Richard A. Muller's proposition
"I remain convinced that the structure of classical theism and its synthesis of faith and reason stands the test and survives the critique. Incarnation and the divine immutability are not contraries."
Plato Dichotomy
"We must distinguish between that which is and never becomes from that which is always becoming but never is."
Aristotle's Dichotomy
"There is something that is always being moved [by] something that moves things without being moved."
The architects of Natural theology, Plato and Aristotle "reasoned" the existence of a God that is the opposite of "nature". Philosophical deity is absolutely transcendent and can never be immanent.
They proposed that a world of movement and change must find its origin--Plato's Demiurge, or the cause of its movement and
change--Aristotle's Unmoved Mover, in that which is immovable and changeless. That which is temporal and changes cannot exist without that which is eternally unchanged.
The big question
Neither Plato's Demiurge nor Aristotle's Unmoved Mover could incarnate, "become flesh". So, how does classic theology's "divine immutability" accomplish this task?
Augustine's Synthesis
The answer lies in classic theology's synthesis of Greek philosophy (a.k.a. natural theology) and Biblical Revelation, or as Muller puts it, "synthesis of faith and reason". A synthesis incorporates a thesis with its antithesis to form a new thesis. The God of who cannot enter the world combined with the God who can becomes the God who can both change and not change. This "new" God is worshipped at an alter that requires a sacrifice. That sacrifice would be "logic", the laws of rational thought.

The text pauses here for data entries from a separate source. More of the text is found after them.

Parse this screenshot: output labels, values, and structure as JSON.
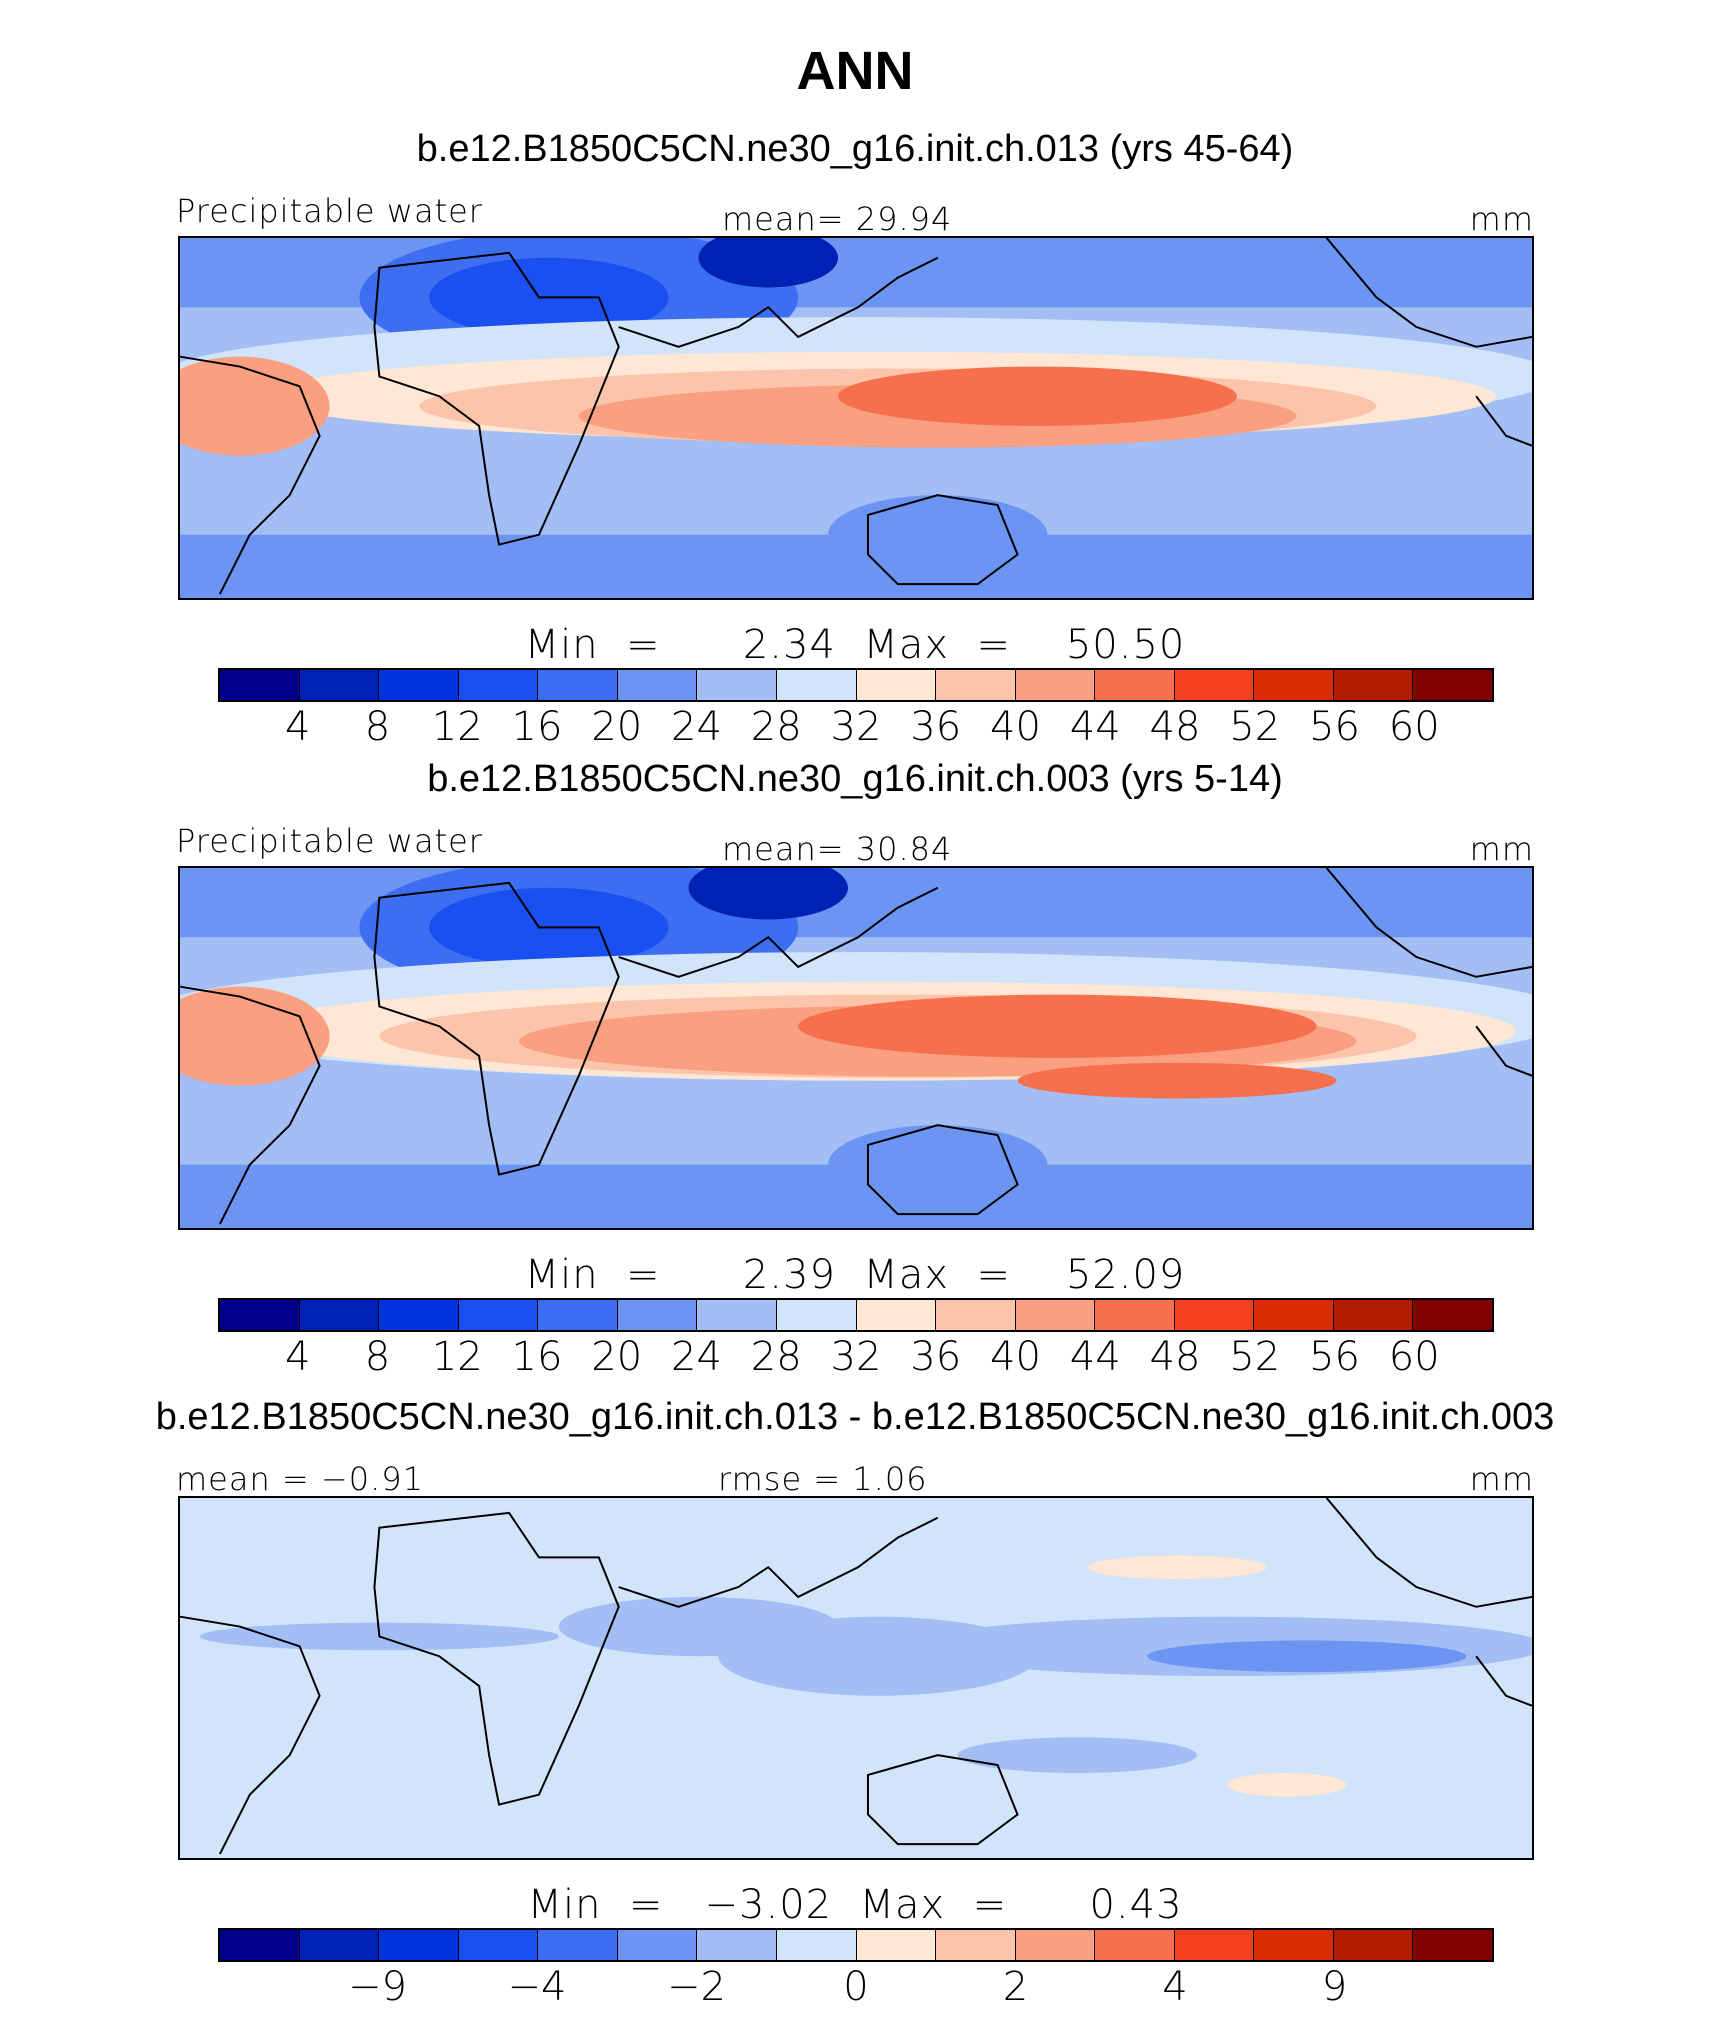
{
  "title": "ANN",
  "colors": [
    "#00008b",
    "#0022b4",
    "#0033dd",
    "#1a4ff0",
    "#3d6ef2",
    "#6c94f2",
    "#a2bef5",
    "#d2e4fa",
    "#fee7d4",
    "#fcc4ab",
    "#fa9f7f",
    "#f6704d",
    "#f2401f",
    "#d92b04",
    "#b21b00",
    "#820000"
  ],
  "panels": [
    {
      "title": "b.e12.B1850C5CN.ne30_g16.init.ch.013 (yrs 45-64)",
      "left_label": "Precipitable  water",
      "center_label": "mean=   29.94",
      "right_label": "mm",
      "stats": "Min  =      2.34  Max  =    50.50",
      "ticks": [
        "4",
        "8",
        "12",
        "16",
        "20",
        "24",
        "28",
        "32",
        "36",
        "40",
        "44",
        "48",
        "52",
        "56",
        "60"
      ]
    },
    {
      "title": "b.e12.B1850C5CN.ne30_g16.init.ch.003 (yrs 5-14)",
      "left_label": "Precipitable  water",
      "center_label": "mean=   30.84",
      "right_label": "mm",
      "stats": "Min  =      2.39  Max  =    52.09",
      "ticks": [
        "4",
        "8",
        "12",
        "16",
        "20",
        "24",
        "28",
        "32",
        "36",
        "40",
        "44",
        "48",
        "52",
        "56",
        "60"
      ]
    },
    {
      "title": "b.e12.B1850C5CN.ne30_g16.init.ch.013 - b.e12.B1850C5CN.ne30_g16.init.ch.003",
      "left_label": "mean  =   −0.91",
      "center_label": "rmse  =     1.06",
      "right_label": "mm",
      "stats": "Min  =   −3.02  Max  =      0.43",
      "ticks": [
        "",
        "−9",
        "",
        "−4",
        "",
        "−2",
        "",
        "0",
        "",
        "2",
        "",
        "4",
        "",
        "9",
        ""
      ]
    }
  ]
}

Next post I'll show how Muller equivocates between what immutable means and does not mean, how God seems to change but does not really change, etc.
--Dave
Richard A. Muller's proposition
"The Aristotelian conception of an 'unmoved Mover,'...is not a conception which in and of itself implies stasis or incapability of relation with externals. Rather it indicates a being who has not been “moved” or brought into being by another."
Aristotle
The "divine mine...thinks of what is most divine and most valuable, and plainly it does not change; for change would be for the worse, and already be a movement...The (devine) mind then, must think of itself if it is the best of things."
The Unmoved Mover certainly "has not been 'moved' or brought into being by another", but Aristotle, Metaphysics Book VII, Part 9, contradicts Muller's claim that the Unmoved Mover is capable of relationship with "externals", I think he means us.
So in this statement of Muller's we see the synthesis at work. The Unmoved Mover is eternal but cannot think about us. Biblical Deity is eternal as well but can think about us. Aristotle said the mind is moved by the object of its thought, so God cannot think about us because that would involve movement and change--imperfection.
Since the philosophical "pure actuality" (perfection) of God must be maintained along with God's Biblical (potential) relationship with us, complicated explanations are made in an attempt to unite these opposing ideas. Here's Muller's;
"We find the seventeenth-century Reformed scholastic, Johannes Hottinger, arguing in a manner quite congenial to Barth, 'It is God’s life by which He both lives Himself by nature perpetually actuosus in Himself [pure actuality] and is the source of life for others, communicating it in a variety of ways outside Himself'. [Biblical Deity] The doctrine that God is unmoved means precisely that he is the first mover who imparts motion, which is to say existence to all that is. In short, God, as unmoved Mover, is the eternal one who not only does but also must relate to all things."
The Unmoved Mover is responsible for the movement in the world but to "impart motion" does not mean to "impart existence", as Muller suggests. Aristotle's world is as eternal as his Unmoved Mover.
"It is impossible for movement either to come into being or to perish, since it has always existed. Nor can time do either of these things, since there could not be anything "prior" (before) or "posterior" (after) if there were no time; and movement is as continues as time, since time is either the same thing as movement or is an affection of it. There is something that is always being moved...(by) something that moves things without being moved."--Metaphysics Book VII, Part 6
The Unmoved Mover is not the Creator of the universe or else he would not be an unmoved mover. More later.